Dieses Werk verwendet ein kleineres Orchester als seine Vorläufer Quadrivium oder Aura. Der Dirigent bewegt sich zwischen den verschiedenen Orchestergruppen, als ob sie verschiedene Wege in einem Garten beschreiben würden. Viel Raum ist der freien Improvisation anheimgestellt, freilich unter Einbezug zahlreicher detaillierter Anweisungen des Komponisten, wie etwa zum Anfang, dieser sei »wie das Erwachen von kleinen Vögeln«, später: »auf dem Höhepunkt steht es dem Dirigenten frei, Pauken und Bläser hinzuzunehmen, wenn er dies wünscht«, oder zum Ende hin: »dem Dirigenten steht es frei, mit den Trompeten und dem Kontrabass zu improvisieren«.

Christoph Schlüren
(unter Verwendung des Einführungstextes von Angela Ida De Benedictis)

Programm:

[01] Quadrivium 27:43
for four percussionists and four orchestra groups (1969)

Percussion:
Konrad Graf
Andreas Hepp
Burkhard Roggenbruck
Andreas Boettger

[02] Aura 16:30
for orchestra (1972)

[03] Amanda 13:19
for chamber orchestra (1966)

Alejandro Rutkauskas, violin

[04] Giardino religioso 20:35
for small orchestra (1972)

total time 78:08

hr-Sinfonieorchester/Frankfurt Radio Symphony Orchestra
Arturo Tamayo, conductor

Pressestimmen:


6/2015

Bruno Maderna: Complete Works for Orchestra Vol. 1–5

Magische Momente sind etwas Kostbares in der Musik.
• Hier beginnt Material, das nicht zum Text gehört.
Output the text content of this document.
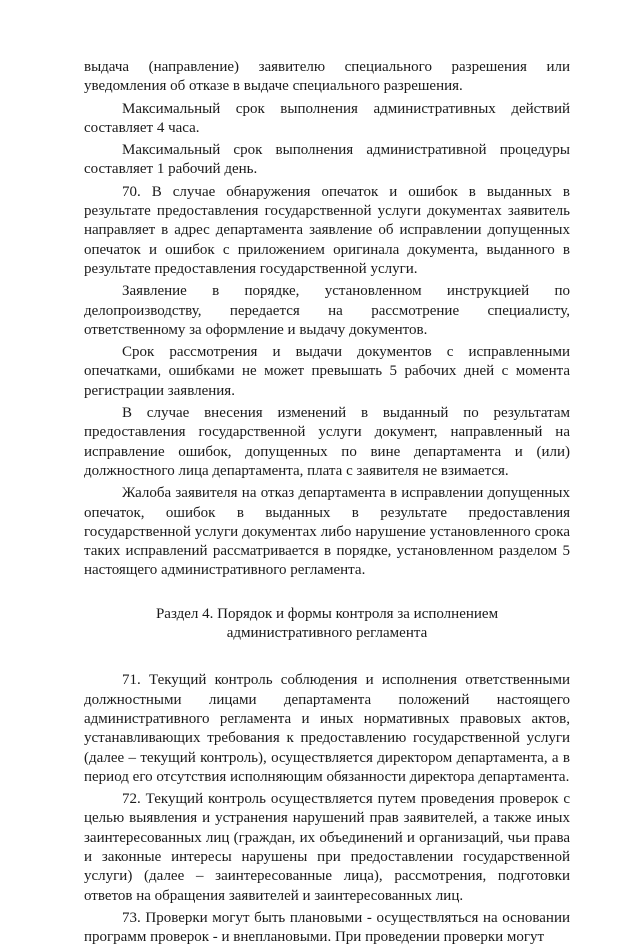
выдача (направление) заявителю специального разрешения или уведомления об отказе в выдаче специального разрешения.

Максимальный срок выполнения административных действий составляет 4 часа.

Максимальный срок выполнения административной процедуры составляет 1 рабочий день.

70. В случае обнаружения опечаток и ошибок в выданных в результате предоставления государственной услуги документах заявитель направляет в адрес департамента заявление об исправлении допущенных опечаток и ошибок с приложением оригинала документа, выданного в результате предоставления государственной услуги.

Заявление в порядке, установленном инструкцией по делопроизводству, передается на рассмотрение специалисту, ответственному за оформление и выдачу документов.

Срок рассмотрения и выдачи документов с исправленными опечатками, ошибками не может превышать 5 рабочих дней с момента регистрации заявления.

В случае внесения изменений в выданный по результатам предоставления государственной услуги документ, направленный на исправление ошибок, допущенных по вине департамента и (или) должностного лица департамента, плата с заявителя не взимается.

Жалоба заявителя на отказ департамента в исправлении допущенных опечаток, ошибок в выданных в результате предоставления государственной услуги документах либо нарушение установленного срока таких исправлений рассматривается в порядке, установленном разделом 5 настоящего административного регламента.

Раздел 4. Порядок и формы контроля за исполнением
административного регламента

71. Текущий контроль соблюдения и исполнения ответственными должностными лицами департамента положений настоящего административного регламента и иных нормативных правовых актов, устанавливающих требования к предоставлению государственной услуги (далее – текущий контроль), осуществляется директором департамента, а в период его отсутствия исполняющим обязанности директора департамента.

72. Текущий контроль осуществляется путем проведения проверок с целью выявления и устранения нарушений прав заявителей, а также иных заинтересованных лиц (граждан, их объединений и организаций, чьи права и законные интересы нарушены при предоставлении государственной услуги) (далее – заинтересованные лица), рассмотрения, подготовки ответов на обращения заявителей и заинтересованных лиц.

73. Проверки могут быть плановыми - осуществляться на основании программ проверок - и внеплановыми. При проведении проверки могут
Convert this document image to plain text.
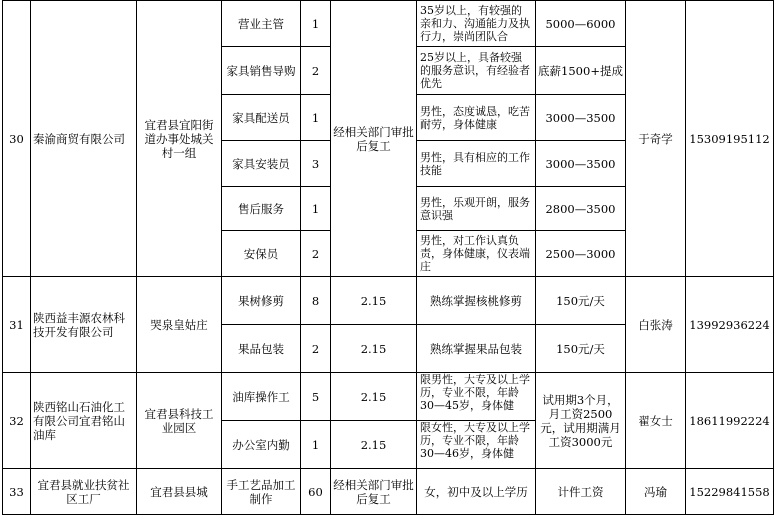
30	秦渝商贸有限公司	宜君县宜阳街道办事处城关村一组	营业主管	1	经相关部门审批后复工	35岁以上，有较强的亲和力、沟通能力及执行力，崇尚团队合	5000—6000	于奇学	15309195112
			家具销售导购	2		25岁以上，具备较强的服务意识，有经验者优先	底薪1500+提成		
			家具配送员	1		男性，态度诚恳，吃苦耐劳，身体健康	3000—3500		
			家具安装员	3		男性，具有相应的工作技能	3000—3500		
			售后服务	1		男性，乐观开朗，服务意识强	2800—3500		
			安保员	2		男性，对工作认真负责，身体健康，仪表端庄	2500—3000		
31	陕西益丰源农林科技开发有限公司	哭泉皇姑庄	果树修剪	8	2.15	熟练掌握核桃修剪	150元/天	白张涛	13992936224
			果品包装	2	2.15	熟练掌握果品包装	150元/天		
32	陕西铭山石油化工有限公司宜君铭山油库	宜君县科技工业园区	油库操作工	5	2.15	限男性，大专及以上学历，专业不限，年龄30—45岁，身体健	试用期3个月，月工资2500元，试用期满月工资3000元	翟女士	18611992224
			办公室内勤	1	2.15	限女性，大专及以上学历，专业不限，年龄30—46岁，身体健			
33	宜君县就业扶贫社区工厂	宜君县县城	手工艺品加工制作	60	经相关部门审批后复工	女，初中及以上学历	计件工资	冯瑜	15229841558
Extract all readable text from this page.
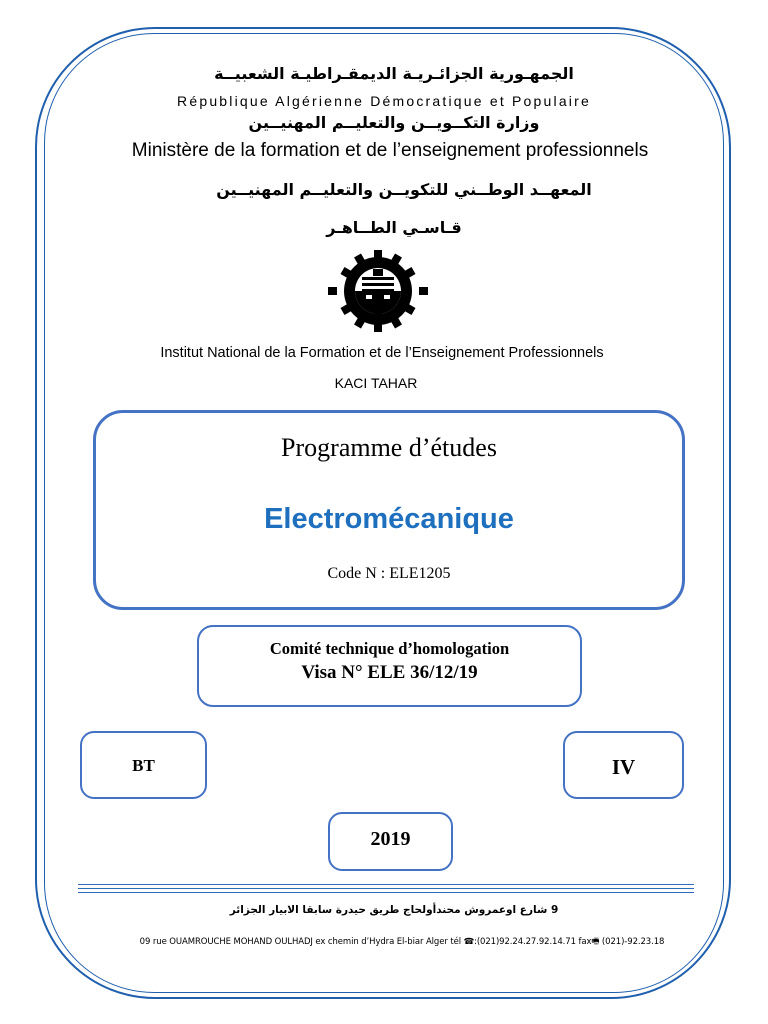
الجمهـورية الجزائـريـة الديمقـراطيـة الشعبيــة
République Algérienne Démocratique et Populaire
وزارة التكــويــن والتعليــم المهنيــين
Ministère de la formation et de l’enseignement professionnels
المعهــد الوطــني للتكويــن والتعليــم المهنيــين
قـاسـي الطــاهـر
Institut National de la Formation et de l’Enseignement Professionnels
KACI TAHAR
Programme d’études
Electromécanique
Code N : ELE1205
Comité technique d’homologation
Visa N° ELE 36/12/19
BT	IV
2019
9 شارع اوعمروش محندأولحاج طريق حيدرة سابقا الابيار الجزائر
09 rue OUAMROUCHE MOHAND OULHADJ ex chemin d’Hydra El-biar Alger tél ☎:(021)92.24.27.92.14.71 fax🖷 (021)-92.23.18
Sie lassen sich nicht erzwingen. Umso erstaunlicher ist es, mit welch traumwandlerischer Sicherheit es Bruno Maderna in seinen späten Werken gelingt, solche magischen Momente entstehen zu lassen. Etwa bei der Hälfte des Stückes Ausstrahlung erklingt eine Kinderstimme von Tonband, die immer wieder die Wörter «so wunderbar» wiederholt. Die Sopranistin greift die Phrase auf, und innert weniger Takte lässt dieses «wunderbar» die Musik selbst stillstehen und über sich selbst staunen. Oder die schicksalhaften Blechbläserpassagen in Aura, die keinen Widerspruch zu dulden scheinen und dem Hörer den Defaitismus mit zynischem Zorn ins Gesicht speien. Oder wenn sich unerwartet. gegen Ende von Giardino religioso, ein Duo zwischen der Trommel und dem Klavier entspinnt, durch das die Musik sich plötzlich zu befreien scheint aus dem «frommen Garten» und sich einmal ganz urwüchsig und unbefriedet zeigt. Überhaupt muss man die vielen episodischen Duette im Orchester hervorheben: die Mandoline und die Harfe, die Kontrabässe und die Posaune. Und dann sind da noch diese Schlüsse, bei denen einem der Atem zu stocken scheint: Das Violinkonzert tröpfelt ganz unvermittelt mit einem Solo, mit ganz unspektakulären Spiccati im mittleren Register aus; und das Ende von Quadrivium ist in seiner Traurigkeit kaum zu überbieten, wenn die hohen Streicher auf ihre Figuren kein Echo und keinen Widerhall mehr im Orchester finden. Das erinnert. nicht von ungefähr, an die Sinfonien Gustav Mahlers. Schliesslich hat Maderna Mahler ja nicht nur oft als wichtiges Vorbild genannt, er hat seine eigene Musik auch mit jenem Prädikat versehen, mit dem man Mahlers Sinfonien lange meinte, diskreditieren zu können: «Kapellmeistermusik».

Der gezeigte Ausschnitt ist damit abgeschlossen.